Automated Formalization of Probabilistic Requirements from Structured Natural Language
Anastasia Mavridou, Marie Farrell, Gricel Vázquez, Tom Pressburger, Timothy E. Wang, Radu Calinescu, Michael Fisher
TL;DR
This paper tackles the difficulty of expressing probabilistic requirements for autonomous, safety-critical systems by extending NASA's FRETish structured natural language with a probabilistic field and holding-condition support. It introduces a compositional translation to $PCTL^*$, backed by SALT-based path formula generation and a formal validation framework that uses DTMCs and PRISM to ensure semantic fidelity. The approach dramatically increases expressiveness (to 560 template keys) and demonstrates strong practical utility through both literature-based and industrial case studies, capturing the majority of probabilistic requirements and enabling automated formal analysis. The work also discusses usability, integration with existing tooling, and the role of structured natural language in bridging human-readable requirements with formal specifications, while outlining future enhancements for nested patterns and broader logics.
Abstract
Integrating autonomous and adaptive behavior into software-intensive systems presents significant challenges for software development, as uncertainties in the environment or decision-making processes must be explicitly captured. These challenges are amplified in safety- and mission-critical systems, which must undergo rigorous scrutiny during design and development. Key among these challenges is the difficulty of specifying requirements that use probabilistic constructs to capture the uncertainty affecting these systems. To enable formal analysis, such requirements must be expressed in precise mathematical notations such as probabilistic logics. However, expecting developers to write requirements directly in complex formalisms is unrealistic and highly error-prone. We extend the structured natural language used by NASA's Formal Requirement Elicitation Tool (FRET) with support for the specification of unambiguous and correct probabilistic requirements, and develop an automated approach for translating these requirements into logical formulas.
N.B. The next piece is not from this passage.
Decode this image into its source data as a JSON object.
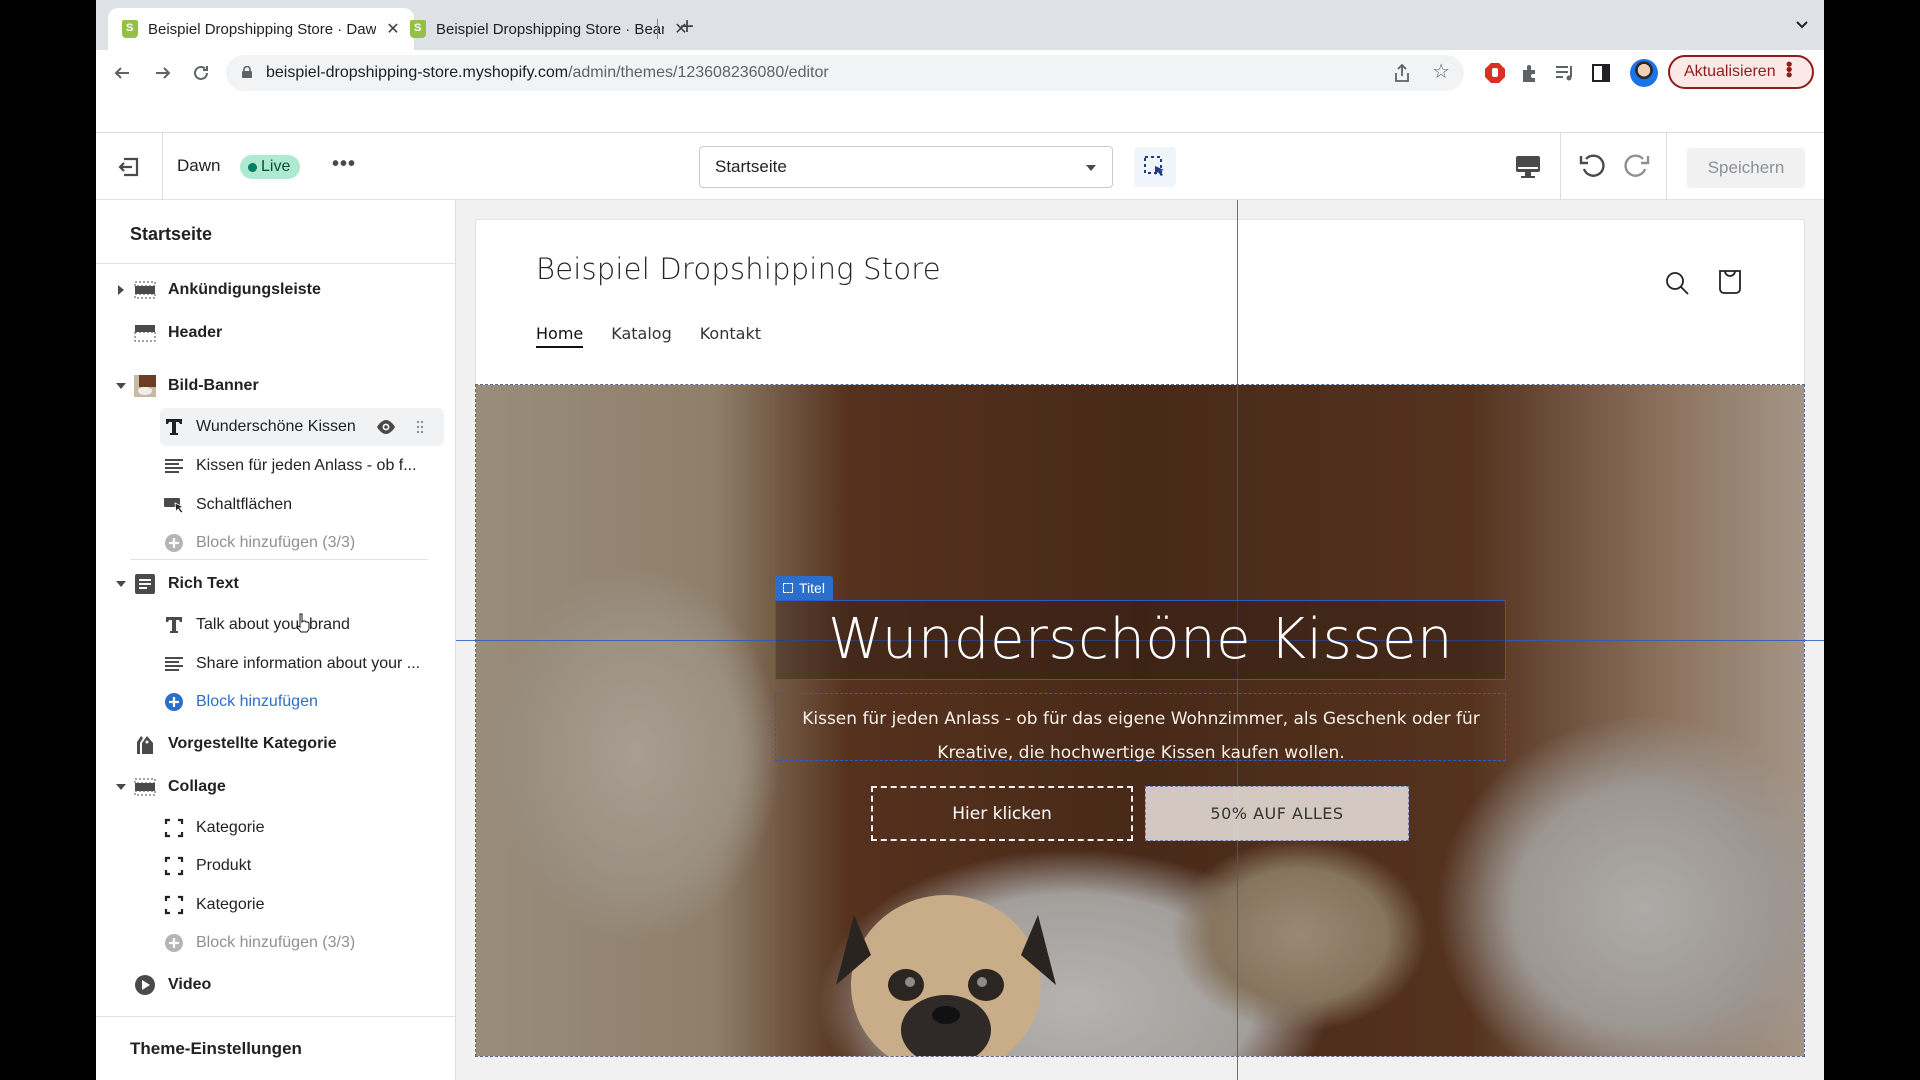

We propose and develop a formal, compositional, and automated approach for translating structured natural-language requirements into formulas in probabilistic temporal logic. To increase trust in our formalizations, we provide assurance that the generated formulas are well-formed and conform to the intended semantics through an automated validation framework and a formal proof. The extended FRET tool enables developers to specify probabilistic requirements in structured natural language, and to automatically translate them into probabilistic temporal logic, making the formal analysis of autonomous and adaptive systems more practical and less error-prone.